Es difícil controlar el impacto que causamos en los demás. Nuestra actitud en lo cotidiano tal vez, también, en lo que escribimos produce efectos imprevisibles en aquellos que nos rodean y sus reacciones a nuestros actos, a nuestras palabras, son la parte más enigmática del viaje por el laberinto.
Continuamente me sorprenden las reacciones de las personas que tengo a mi alrededor. La otra noche, de repente en un atasco, un compañero casual de viaje con el que no me unen más que conversaciones banales y cotidianas, se confía, reúne el valor necesario para contarme su vida interior, su historia endulzada por el tamiz de la memoria. Se emociona en mi hombro asombrado y, con voz pretérita de dolor acumulado, musita palabras en mi oído mientras llora.
Otras veces, me llegan noticias de que hay personas que, aunque pasaron por mi vida apenas un instante, llenan sus ojos de ayer, sonríen y amagan un suspiro cuando me recuerdan en voz alta.
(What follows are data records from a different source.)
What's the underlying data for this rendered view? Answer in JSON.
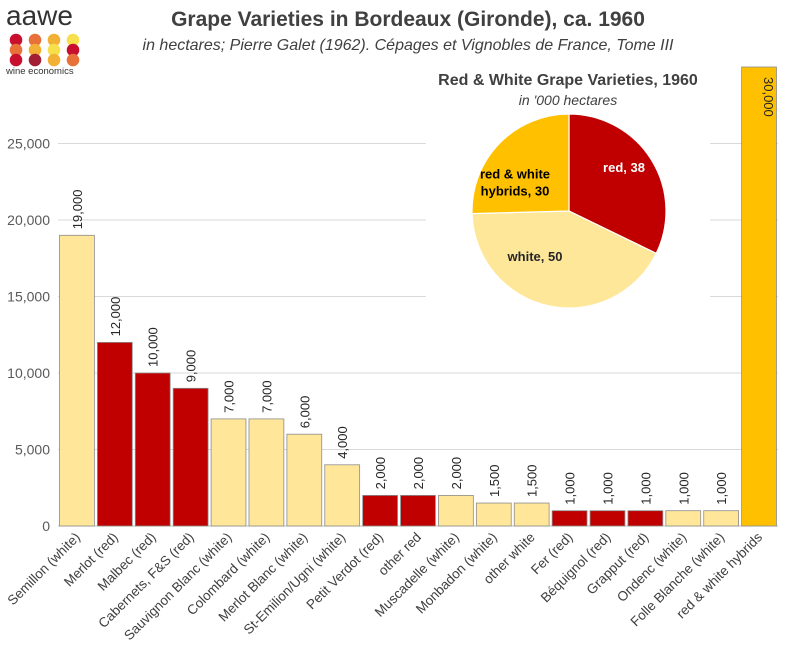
{
  "logo": {
    "word": "aawe",
    "tagline": "wine economics",
    "dot_colors": [
      "#c8102e",
      "#e8713a",
      "#f2b134",
      "#f7e04b",
      "#e8713a",
      "#f2b134",
      "#f7e04b",
      "#c8102e",
      "#c8102e",
      "#a31f34",
      "#f2b134",
      "#e8713a"
    ]
  },
  "colors": {
    "red": "#c00000",
    "white": "#ffe699",
    "hybrid": "#ffc000",
    "pie_white": "#ffe79a"
  },
  "chart_data": [
    {
      "type": "bar",
      "title": "Grape Varieties in Bordeaux (Gironde), ca. 1960",
      "subtitle": "in hectares;  Pierre Galet (1962). Cépages et Vignobles de France, Tome III",
      "ylim": [
        0,
        30000
      ],
      "yticks": [
        0,
        5000,
        10000,
        15000,
        20000,
        25000
      ],
      "ytick_labels": [
        "0",
        "5,000",
        "10,000",
        "15,000",
        "20,000",
        "25,000"
      ],
      "grid": true,
      "categories": [
        "Semillon (white)",
        "Merlot (red)",
        "Malbec (red)",
        "Cabernets, F&S (red)",
        "Sauvignon Blanc (white)",
        "Colombard (white)",
        "Merlot Blanc (white)",
        "St-Emilion/Ugni (white)",
        "Petit Verdot (red)",
        "other red",
        "Muscadelle (white)",
        "Monbadon (white)",
        "other white",
        "Fer (red)",
        "Béquignol (red)",
        "Grapput (red)",
        "Ondenc (white)",
        "Folle Blanche (white)",
        "red & white hybrids"
      ],
      "values": [
        19000,
        12000,
        10000,
        9000,
        7000,
        7000,
        6000,
        4000,
        2000,
        2000,
        2000,
        1500,
        1500,
        1000,
        1000,
        1000,
        1000,
        1000,
        30000
      ],
      "value_labels": [
        "19,000",
        "12,000",
        "10,000",
        "9,000",
        "7,000",
        "7,000",
        "6,000",
        "4,000",
        "2,000",
        "2,000",
        "2,000",
        "1,500",
        "1,500",
        "1,000",
        "1,000",
        "1,000",
        "1,000",
        "1,000",
        "30,000"
      ],
      "color_keys": [
        "white",
        "red",
        "red",
        "red",
        "white",
        "white",
        "white",
        "white",
        "red",
        "red",
        "white",
        "white",
        "white",
        "red",
        "red",
        "red",
        "white",
        "white",
        "hybrid"
      ]
    },
    {
      "type": "pie",
      "title": "Red & White Grape Varieties, 1960",
      "subtitle": "in '000 hectares",
      "slices": [
        {
          "label": [
            "red, 38"
          ],
          "value": 38,
          "color_key": "red"
        },
        {
          "label": [
            "white, 50"
          ],
          "value": 50,
          "color_key": "pie_white"
        },
        {
          "label": [
            "red & white",
            "hybrids, 30"
          ],
          "value": 30,
          "color_key": "hybrid"
        }
      ]
    }
  ]
}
Me obligo a revisar los lazos que quedaron tendidos, a escarbar las huellas que dejaron mis palabras, y, por más que rebusco en el pasado común, no soy capaz de encontrar nada.
O surte una voz antigua, alegre, evocadora, desde el auricular del teléfono a la que ni siquiera atino a ponerle el nombre correcto. Me hace navegar por entre recuerdos indescifrables, sentirme en inferioridad de sentimientos, como si se me hubiese extraviado alguna de las vidas que me rozaron y no supiera ni cuándo la perdí ni dónde la he puesto.
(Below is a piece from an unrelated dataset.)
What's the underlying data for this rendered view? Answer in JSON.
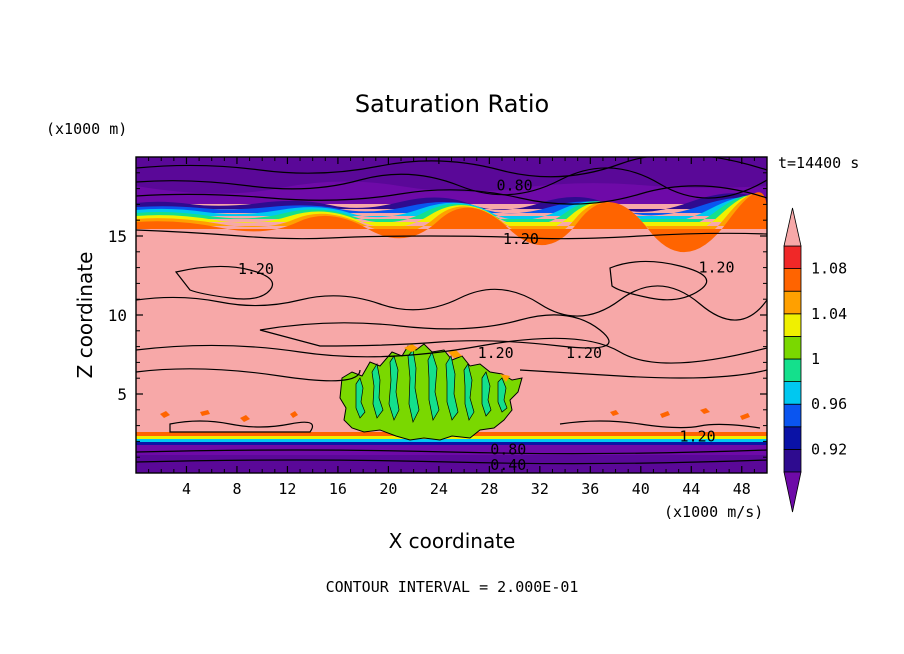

Entonces tristemente adivino, que yo también debí resbalar, en un descuido, del corazón de aquellos amigos que nunca me devuelven las llamadas. En ese instante me invade una comprensión infinita, una ternura suave y redonda, una inquietud dulce deslizándose hacia las sombras que se proyectan desde el pasado.
Y no dejo de pensar si habrá alguien esperando impaciente, en algún lugar de mi vida, a que sea yo quien le devuelva los mensajes que me lanzó como bienvenida.